Understanding The NAV Of Mutual Funds

Mutual funds are a great investment. They are structured so that a person can invest money into one area, but get a great diversity of investments. This is because the mutual fund company will invest in many different stocks, but lump them all together, and sell them as shares of a mutual fund. So one share of a fund, might actually represent shares of a multitude of different companies. But when things get consolidated like this, often the become confusing and use jargon that most people do not understand, like NAV pricing.

The NAV of mutual funds is the net asset value. Because mutual funds are set up as a conglomerate, they cannot just charge a commission to invest in them. They might have to make a bunch of transactions, just for one person to buy one share of the fund. So instead, they charge a sales charge. This is a set percentage, based on the amount invested (the sales charge decreases as the amount put in increases). This charge is to offset the trade fees incurred. The NAV of the fund is the price before any of these fees have been taken out. If a person wants to invest without paying a sales charge, and always get the NAV pricing, they have a couple choices.
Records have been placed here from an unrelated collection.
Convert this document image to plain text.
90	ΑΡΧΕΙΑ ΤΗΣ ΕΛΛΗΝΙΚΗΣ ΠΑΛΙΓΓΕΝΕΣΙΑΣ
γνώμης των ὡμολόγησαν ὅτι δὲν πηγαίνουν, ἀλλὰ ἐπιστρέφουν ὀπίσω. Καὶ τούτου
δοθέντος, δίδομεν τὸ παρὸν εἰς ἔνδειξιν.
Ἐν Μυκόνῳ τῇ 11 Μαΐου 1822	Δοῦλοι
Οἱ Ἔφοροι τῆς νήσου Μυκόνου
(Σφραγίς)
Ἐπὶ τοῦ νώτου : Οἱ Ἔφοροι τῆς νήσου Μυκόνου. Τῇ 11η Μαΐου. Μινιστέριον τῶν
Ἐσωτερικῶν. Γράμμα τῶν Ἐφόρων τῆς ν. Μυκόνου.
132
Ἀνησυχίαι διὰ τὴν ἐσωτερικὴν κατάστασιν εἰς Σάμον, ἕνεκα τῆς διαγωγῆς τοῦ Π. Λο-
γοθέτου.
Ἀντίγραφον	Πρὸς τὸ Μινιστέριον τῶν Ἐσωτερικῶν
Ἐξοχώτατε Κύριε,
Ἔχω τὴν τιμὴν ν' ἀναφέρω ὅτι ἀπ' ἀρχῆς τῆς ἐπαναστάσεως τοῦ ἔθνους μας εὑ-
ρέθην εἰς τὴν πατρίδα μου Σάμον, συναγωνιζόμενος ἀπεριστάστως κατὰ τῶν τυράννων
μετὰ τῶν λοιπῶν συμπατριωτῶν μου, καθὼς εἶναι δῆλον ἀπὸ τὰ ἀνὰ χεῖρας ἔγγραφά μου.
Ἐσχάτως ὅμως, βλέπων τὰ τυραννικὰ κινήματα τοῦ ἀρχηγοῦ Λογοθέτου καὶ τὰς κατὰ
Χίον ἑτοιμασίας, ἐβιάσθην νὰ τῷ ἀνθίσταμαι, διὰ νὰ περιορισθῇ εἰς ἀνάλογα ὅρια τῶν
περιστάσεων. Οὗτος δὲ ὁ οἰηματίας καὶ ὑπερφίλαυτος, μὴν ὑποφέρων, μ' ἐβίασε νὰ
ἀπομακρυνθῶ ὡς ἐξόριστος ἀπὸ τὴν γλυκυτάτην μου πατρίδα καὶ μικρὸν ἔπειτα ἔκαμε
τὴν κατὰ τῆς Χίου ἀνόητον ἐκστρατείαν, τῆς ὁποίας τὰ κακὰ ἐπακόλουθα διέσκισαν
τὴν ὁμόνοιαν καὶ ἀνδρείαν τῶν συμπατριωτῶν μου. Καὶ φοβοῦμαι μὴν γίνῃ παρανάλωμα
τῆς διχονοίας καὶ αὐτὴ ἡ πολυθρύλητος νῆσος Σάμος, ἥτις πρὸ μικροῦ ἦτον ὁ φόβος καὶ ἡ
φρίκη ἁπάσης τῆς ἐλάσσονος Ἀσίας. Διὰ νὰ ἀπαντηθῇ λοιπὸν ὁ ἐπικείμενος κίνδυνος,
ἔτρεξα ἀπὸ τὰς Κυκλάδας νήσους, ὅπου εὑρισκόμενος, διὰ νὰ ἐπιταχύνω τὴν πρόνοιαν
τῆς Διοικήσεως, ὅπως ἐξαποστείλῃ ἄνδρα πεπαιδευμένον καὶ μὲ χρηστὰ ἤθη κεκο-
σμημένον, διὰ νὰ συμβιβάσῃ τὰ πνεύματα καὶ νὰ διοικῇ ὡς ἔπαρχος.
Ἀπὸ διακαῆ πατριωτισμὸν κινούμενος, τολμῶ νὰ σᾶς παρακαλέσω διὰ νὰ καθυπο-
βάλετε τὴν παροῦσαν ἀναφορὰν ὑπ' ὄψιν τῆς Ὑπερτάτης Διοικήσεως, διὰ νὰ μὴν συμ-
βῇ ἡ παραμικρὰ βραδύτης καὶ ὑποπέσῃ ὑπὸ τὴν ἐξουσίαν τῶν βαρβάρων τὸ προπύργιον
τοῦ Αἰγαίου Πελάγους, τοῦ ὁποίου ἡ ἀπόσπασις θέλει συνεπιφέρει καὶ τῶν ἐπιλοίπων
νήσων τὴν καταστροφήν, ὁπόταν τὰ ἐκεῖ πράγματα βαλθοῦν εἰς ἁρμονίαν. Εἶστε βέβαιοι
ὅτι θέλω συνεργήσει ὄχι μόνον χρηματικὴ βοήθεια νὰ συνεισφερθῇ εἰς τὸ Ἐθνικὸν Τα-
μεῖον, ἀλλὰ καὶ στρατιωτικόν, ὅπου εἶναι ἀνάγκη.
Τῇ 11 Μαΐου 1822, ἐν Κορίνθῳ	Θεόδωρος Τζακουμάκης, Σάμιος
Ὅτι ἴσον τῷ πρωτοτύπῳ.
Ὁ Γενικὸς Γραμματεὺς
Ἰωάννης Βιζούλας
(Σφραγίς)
The easiest way to get NAV pricing is to buy into a no load fund. This is a fund that has set investments, that are not actively managed. The person can buy in, pay low expenses, and basically get the same return as what the stock market is doing. If a person wants to get into the best dividend mutual funds, this is probably not the direction to go. The next way to get NAV pricing is to invest over 1 million. Since most people do not have this much money, they have to work their way up to it over the years. Eventually they can see their investments going in at NAV.